I love beginner’s luck. And I don’t mean that I love that I can win in a game I’ve never played before. No, I mean I love losing to beginners. That statement should make it pretty clear that I am not a sore loser. Nor am I an obnoxious winner. I just really enjoy the process of playing the game, and people who take it too seriously tend to rub me the wrong way. As long as we have fun, I don’t really care about the outcome. Sure, I will totally chuckle evilly when things go my way and not yours, and I will be happy when I win, but I won’t be a douchecanoe about it.
So, beginner’s luck. It’s an interesting thing. It might not exist, yet the idea persists. I remember playing a game many years back. I do not remember what it was and never will, cause I somehow my brain has shelved it as a mashup between Carcassonne, Settlers of Catan, and Alhambra, which obviously doesn’t exist (Alhambra is the main suspect though). I won that game, and I had absolutely no clue what I was doing. Maybe that is it? You just barely grasp the concept of the game and the basic structure, and by doing just that you don’t overthink it. And of course, you’re lucky. But any gamer can be lucky, and very very unlucky too. It is always fun to win when you have no idea what you even did to get there. You feel really accomplished and most likely want to understand what you did.
However, winning isn’t why I love beginner’s luck. No, it is playing an old favourite with a new person, and having them actually win – fair and square. It means that they have a much bigger chance at remembering the game fondly, even if they struggled with the actual gameplay. It means that they want to try again. Seeing my opponent light up as they realise they actually did it gives me such a nice feeling. Maybe it’s pride? I’m proud of them for understanding my roundabout way of explaining the rules, and for getting over that hump of confusion that you always face in a new game. Therefor I would never let someone win on purpose – that’s no fun for anyone. But I might help them in the beginning to get them to think in the right way. And really, how fun is it to win against someone just because they keep making mistakes only because they don’t know better? The reason you’re playing against this new person is because you want to keep playing the game isn’t it? The more people to play with the better! And if they’re not worthy opponents, the game is not worth playing. Beginner’s luck makes a player feel like a worthy opponent too. They’re venturing into a new world, but they’ve shown that they can do it – both to the veterans and to themselves. Naturally this only applies to games with luck elements to them. But then again, you wouldn’t even consider beginner’s luck for a pure strategy game, nor would you play it with greenie players.

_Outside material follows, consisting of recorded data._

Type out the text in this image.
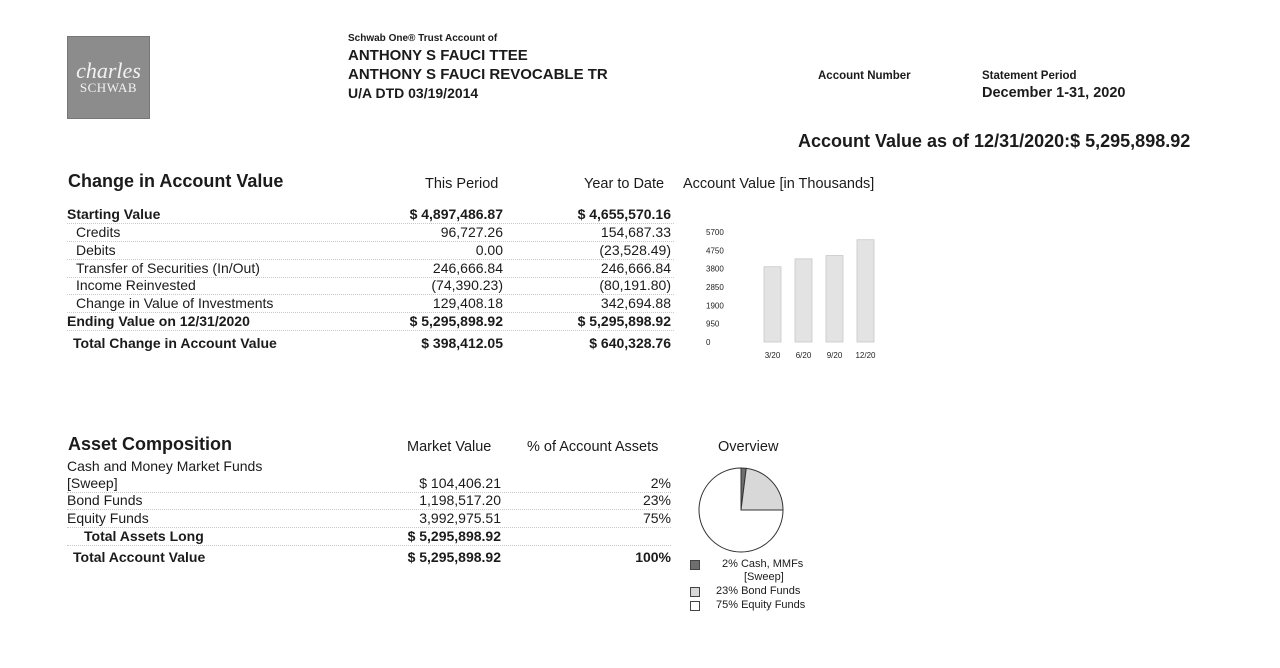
charles
SCHWAB
Schwab One® Trust Account of
ANTHONY S FAUCI TTEE
ANTHONY S FAUCI REVOCABLE TR
U/A DTD 03/19/2014
Account Number	Statement Period
December 1-31, 2020
Account Value as of 12/31/2020:$ 5,295,898.92
Change in Account Value	This Period	Year to Date
Starting Value	$ 4,897,486.87	$ 4,655,570.16
Credits	96,727.26	154,687.33
Debits	0.00	(23,528.49)
Transfer of Securities (In/Out)	246,666.84	246,666.84
Income Reinvested	(74,390.23)	(80,191.80)
Change in Value of Investments	129,408.18	342,694.88
Ending Value on 12/31/2020	$ 5,295,898.92	$ 5,295,898.92
Total Change in Account Value	$ 398,412.05	$ 640,328.76
Account Value [in Thousands]
5700
4750
3800
2850
1900
950
0
3/20 6/20 9/20 12/20
Asset Composition	Market Value % of Account Assets
Cash and Money Market Funds
[Sweep]	$ 104,406.21	2%
Bond Funds	1,198,517.20	23%
Equity Funds	3,992,975.51	75%
Total Assets Long	$ 5,295,898.92
Total Account Value	$ 5,295,898.92	100%
Overview
2% Cash, MMFs
[Sweep]
23% Bond Funds
75% Equity Funds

It is of course important to remember that not all games are suitable for all people. Even easy games might involve the wrong kind of thought process. Take Ticket to Ride for example. It is not a hard game to play by any means, but someone I know, who is not a stupid whatsoever, cannot seem to grasp the concept of detours and always ends up feeling frustrated and defeated midway through. And someone else, who on the other hand has always said she hates games, very quickly got into TTR and managed to beat us all with glee. I have friends who take to a game like Fluxx with gusto (and immediately become conniving little buggers), and others who despite however many times we try to play it, make the game drag out forever due to the game play not gelling with their way of thinking. You just have to find the right game for the right person. And for me? Don’t even mention Risk. I refuse. And those abstracts… oh mama.